A second home

Melting Pot

A second home

Bengaluru seems to be the perfect place for most; be it in terms of the weather or the many opportunities one gets here.

For Anand, a Rajasthani who grew up in Dimapur in Nagaland and wife Niki from Assam and daughter Tanvi, the City is now home.

Anand, who is an engineering manager with GT Nexus, did his schooling in Dimapur and came to Bengaluru for his PU and engineering course at Bangalore Institute of Technology.

“I decided to come here because the education and environment are much better here. Dimapur is a small place and not as developed. And Bengaluru is considered as the education hub of India. So I preferred to come here despite the city being 4,000 kilometres away from home,” says Anand. Though the other choices were Delhi and Jaipur, he says that he was convinced about Bengaluru.

When he came here, of the few things that he had to adjust to, was the standard of education.

“It was higher than what I was used to, in terms of the command on English. So I struggled a bit in the beginning. Also, it wasn’t that easy to mingle with the people as there weren’t many North Indians then,” says Anand. But he slowly got adjusted to the City and fell in love with it. “We have settled in now. I consider myself more of a Bengalurean now.”

Language did prove to be a challenge in the past but Anand is able to manage with his broken Kannada now. “People here are from everywhere. The City has a cosmopolitan nature, which makes it easier to settle in,” he says.

Though Bengaluru is the only place Anand has worked in, he travels for work to the US. “The work culture here is similar to that of America. We have a very professional team,” says Anand.

Niki, who has also worked in the City, says that she loves the fact that there are people from everywhere here.

He says that people at work didn’t know much about his native place. “Not many are aware of Nagaland,” says Anand. He adds that most people have a general perception of the North-East being a scenic place.

“Most of them are not aware about the tensions and problems there. Often, people who haven’t ever left Bengaluru complain about the City and its traffic. If they go visit any North and North-East part of the country, they would realise how blessed they are to be living in Bengaluru.”

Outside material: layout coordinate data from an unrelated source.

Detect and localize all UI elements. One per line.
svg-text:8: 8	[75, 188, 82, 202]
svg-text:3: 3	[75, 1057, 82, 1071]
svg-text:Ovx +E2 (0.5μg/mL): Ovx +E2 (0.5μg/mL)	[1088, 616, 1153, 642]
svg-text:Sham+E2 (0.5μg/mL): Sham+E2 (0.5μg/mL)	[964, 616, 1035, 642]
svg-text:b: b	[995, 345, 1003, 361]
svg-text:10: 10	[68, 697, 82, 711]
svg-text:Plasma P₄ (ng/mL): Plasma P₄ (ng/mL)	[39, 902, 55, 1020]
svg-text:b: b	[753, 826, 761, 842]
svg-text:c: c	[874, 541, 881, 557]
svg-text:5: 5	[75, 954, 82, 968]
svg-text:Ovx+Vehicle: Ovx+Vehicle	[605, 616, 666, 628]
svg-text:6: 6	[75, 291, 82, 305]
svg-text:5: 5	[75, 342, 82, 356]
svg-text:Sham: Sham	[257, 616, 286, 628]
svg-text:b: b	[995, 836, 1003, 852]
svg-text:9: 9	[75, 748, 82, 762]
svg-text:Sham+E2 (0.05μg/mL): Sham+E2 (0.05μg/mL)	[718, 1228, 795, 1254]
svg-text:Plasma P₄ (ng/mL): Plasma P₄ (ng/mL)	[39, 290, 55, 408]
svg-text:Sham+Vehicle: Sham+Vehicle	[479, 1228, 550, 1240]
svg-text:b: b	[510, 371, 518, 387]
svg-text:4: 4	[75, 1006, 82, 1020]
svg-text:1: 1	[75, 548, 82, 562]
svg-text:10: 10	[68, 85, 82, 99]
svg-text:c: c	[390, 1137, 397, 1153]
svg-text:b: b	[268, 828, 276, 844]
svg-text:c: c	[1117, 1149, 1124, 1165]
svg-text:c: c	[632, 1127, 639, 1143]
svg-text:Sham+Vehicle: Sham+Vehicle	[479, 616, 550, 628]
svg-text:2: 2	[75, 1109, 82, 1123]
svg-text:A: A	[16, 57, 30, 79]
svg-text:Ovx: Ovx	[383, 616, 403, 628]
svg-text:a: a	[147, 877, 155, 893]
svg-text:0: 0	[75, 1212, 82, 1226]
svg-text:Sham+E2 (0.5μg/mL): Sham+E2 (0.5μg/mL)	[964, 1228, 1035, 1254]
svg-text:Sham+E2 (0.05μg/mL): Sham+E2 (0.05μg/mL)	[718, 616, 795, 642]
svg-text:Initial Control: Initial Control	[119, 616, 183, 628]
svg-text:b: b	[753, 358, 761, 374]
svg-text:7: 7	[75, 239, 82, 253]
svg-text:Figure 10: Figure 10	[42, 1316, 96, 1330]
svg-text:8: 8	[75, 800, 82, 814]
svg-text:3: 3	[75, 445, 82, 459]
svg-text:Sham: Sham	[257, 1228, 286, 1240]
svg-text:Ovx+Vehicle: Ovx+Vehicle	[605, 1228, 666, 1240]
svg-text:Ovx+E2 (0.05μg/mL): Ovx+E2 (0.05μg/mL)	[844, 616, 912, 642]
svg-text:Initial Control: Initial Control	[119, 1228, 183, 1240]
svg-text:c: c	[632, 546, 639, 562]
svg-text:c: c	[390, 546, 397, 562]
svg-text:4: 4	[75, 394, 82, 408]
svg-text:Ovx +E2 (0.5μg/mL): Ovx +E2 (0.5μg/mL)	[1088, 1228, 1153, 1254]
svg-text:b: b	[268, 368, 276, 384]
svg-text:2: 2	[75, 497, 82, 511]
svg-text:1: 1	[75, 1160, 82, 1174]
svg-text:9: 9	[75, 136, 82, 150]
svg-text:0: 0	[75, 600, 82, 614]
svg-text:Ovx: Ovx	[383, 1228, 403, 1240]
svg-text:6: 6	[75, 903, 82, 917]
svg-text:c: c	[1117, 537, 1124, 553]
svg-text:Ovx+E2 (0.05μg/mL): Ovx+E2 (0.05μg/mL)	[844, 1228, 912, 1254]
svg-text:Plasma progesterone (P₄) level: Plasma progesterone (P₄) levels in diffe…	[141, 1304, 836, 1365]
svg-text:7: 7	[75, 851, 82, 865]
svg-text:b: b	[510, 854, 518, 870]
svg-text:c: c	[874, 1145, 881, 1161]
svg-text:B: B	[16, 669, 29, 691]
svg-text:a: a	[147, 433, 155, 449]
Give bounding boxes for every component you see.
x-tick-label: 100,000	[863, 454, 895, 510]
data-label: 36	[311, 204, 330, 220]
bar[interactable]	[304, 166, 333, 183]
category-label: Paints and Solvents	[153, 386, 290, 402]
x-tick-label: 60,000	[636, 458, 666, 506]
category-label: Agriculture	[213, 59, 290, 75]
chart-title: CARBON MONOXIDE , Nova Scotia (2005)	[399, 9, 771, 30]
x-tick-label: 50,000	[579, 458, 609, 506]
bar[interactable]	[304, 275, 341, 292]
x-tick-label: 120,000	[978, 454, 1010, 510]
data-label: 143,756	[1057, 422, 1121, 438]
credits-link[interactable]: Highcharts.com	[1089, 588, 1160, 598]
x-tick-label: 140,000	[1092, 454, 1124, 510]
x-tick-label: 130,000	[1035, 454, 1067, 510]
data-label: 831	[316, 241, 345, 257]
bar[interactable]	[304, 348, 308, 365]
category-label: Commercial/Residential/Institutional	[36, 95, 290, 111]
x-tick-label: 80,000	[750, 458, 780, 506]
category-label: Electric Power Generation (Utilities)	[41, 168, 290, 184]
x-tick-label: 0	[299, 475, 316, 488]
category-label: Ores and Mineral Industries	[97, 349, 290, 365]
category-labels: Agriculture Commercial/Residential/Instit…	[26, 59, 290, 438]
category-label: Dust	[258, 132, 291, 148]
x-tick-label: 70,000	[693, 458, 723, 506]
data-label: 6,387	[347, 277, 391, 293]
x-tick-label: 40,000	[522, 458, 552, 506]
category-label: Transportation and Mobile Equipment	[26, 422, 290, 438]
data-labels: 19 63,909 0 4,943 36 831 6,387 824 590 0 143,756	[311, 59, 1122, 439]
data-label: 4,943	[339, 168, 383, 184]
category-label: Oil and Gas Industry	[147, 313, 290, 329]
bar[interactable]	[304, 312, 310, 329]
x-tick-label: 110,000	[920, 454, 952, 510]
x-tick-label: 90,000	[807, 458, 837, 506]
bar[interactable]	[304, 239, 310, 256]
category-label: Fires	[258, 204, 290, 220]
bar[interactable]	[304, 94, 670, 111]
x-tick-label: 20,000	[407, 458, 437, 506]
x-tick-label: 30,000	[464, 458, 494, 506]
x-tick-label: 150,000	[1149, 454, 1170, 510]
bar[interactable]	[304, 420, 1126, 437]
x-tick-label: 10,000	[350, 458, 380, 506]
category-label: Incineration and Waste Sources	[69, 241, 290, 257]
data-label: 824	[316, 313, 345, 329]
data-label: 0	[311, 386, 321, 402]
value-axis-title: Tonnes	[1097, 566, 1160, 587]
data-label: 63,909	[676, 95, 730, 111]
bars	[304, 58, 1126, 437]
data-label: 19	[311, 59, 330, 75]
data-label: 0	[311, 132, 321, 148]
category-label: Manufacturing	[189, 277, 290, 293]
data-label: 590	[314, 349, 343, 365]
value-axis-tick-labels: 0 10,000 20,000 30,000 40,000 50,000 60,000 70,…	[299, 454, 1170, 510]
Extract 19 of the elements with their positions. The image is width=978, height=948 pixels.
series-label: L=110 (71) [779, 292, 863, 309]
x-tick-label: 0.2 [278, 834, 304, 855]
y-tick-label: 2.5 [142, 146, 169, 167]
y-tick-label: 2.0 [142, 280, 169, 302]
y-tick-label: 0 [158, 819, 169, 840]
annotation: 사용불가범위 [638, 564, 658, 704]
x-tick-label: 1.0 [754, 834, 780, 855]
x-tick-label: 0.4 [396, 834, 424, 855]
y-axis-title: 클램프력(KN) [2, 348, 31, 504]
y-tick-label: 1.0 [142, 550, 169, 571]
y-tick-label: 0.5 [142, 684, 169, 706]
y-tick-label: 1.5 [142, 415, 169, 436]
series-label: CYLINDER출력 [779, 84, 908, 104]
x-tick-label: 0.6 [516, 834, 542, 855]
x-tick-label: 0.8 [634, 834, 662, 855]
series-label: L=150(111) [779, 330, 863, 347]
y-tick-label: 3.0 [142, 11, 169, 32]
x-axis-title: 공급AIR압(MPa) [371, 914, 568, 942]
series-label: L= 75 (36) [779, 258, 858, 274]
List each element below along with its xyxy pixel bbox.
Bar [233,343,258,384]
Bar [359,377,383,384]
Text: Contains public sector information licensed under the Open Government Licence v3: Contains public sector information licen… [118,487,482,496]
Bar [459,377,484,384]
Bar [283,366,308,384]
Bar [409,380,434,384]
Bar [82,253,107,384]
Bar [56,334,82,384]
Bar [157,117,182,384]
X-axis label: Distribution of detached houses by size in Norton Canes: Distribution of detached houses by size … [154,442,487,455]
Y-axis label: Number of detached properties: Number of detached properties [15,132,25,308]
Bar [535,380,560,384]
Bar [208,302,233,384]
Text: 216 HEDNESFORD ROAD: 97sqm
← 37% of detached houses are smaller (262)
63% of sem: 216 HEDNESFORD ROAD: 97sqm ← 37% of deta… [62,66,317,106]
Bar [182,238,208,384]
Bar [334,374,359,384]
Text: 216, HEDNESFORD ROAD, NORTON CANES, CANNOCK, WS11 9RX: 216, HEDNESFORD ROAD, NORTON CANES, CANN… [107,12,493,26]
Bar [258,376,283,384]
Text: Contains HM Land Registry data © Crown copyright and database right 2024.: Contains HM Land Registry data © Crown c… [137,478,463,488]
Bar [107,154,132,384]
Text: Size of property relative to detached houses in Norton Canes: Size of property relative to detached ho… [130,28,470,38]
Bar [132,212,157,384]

Niki and Anand say the people here make it easier to stay in Bengaluru. “People here are very warm-hearted. They are always ready to help,” says Niki. Anand adds that people like ending conflicts peacefully. “Bengalureans are not aggressive. People here have a big element of honesty,” he says.

Anand misses the typical Rajasthani food. “In Dimapur, there are many Rajasthanis and thus our culture is alive there. I miss the ‘chaat’, ‘samosa’ and ‘kachori’ and other food that is typical North Indian. Most North Indian food available here has a South Indian touch to it.” Niki adds that she misses the beauty of nature back home.

“Here, one can mostly see only buildings and traffic,” she says. Safety is the top priority of anyone who is settled away from home. “I feel very safe here compared to any other city in the country. People respect women and eve-teasing isn’t an issue here,” Niki sums up.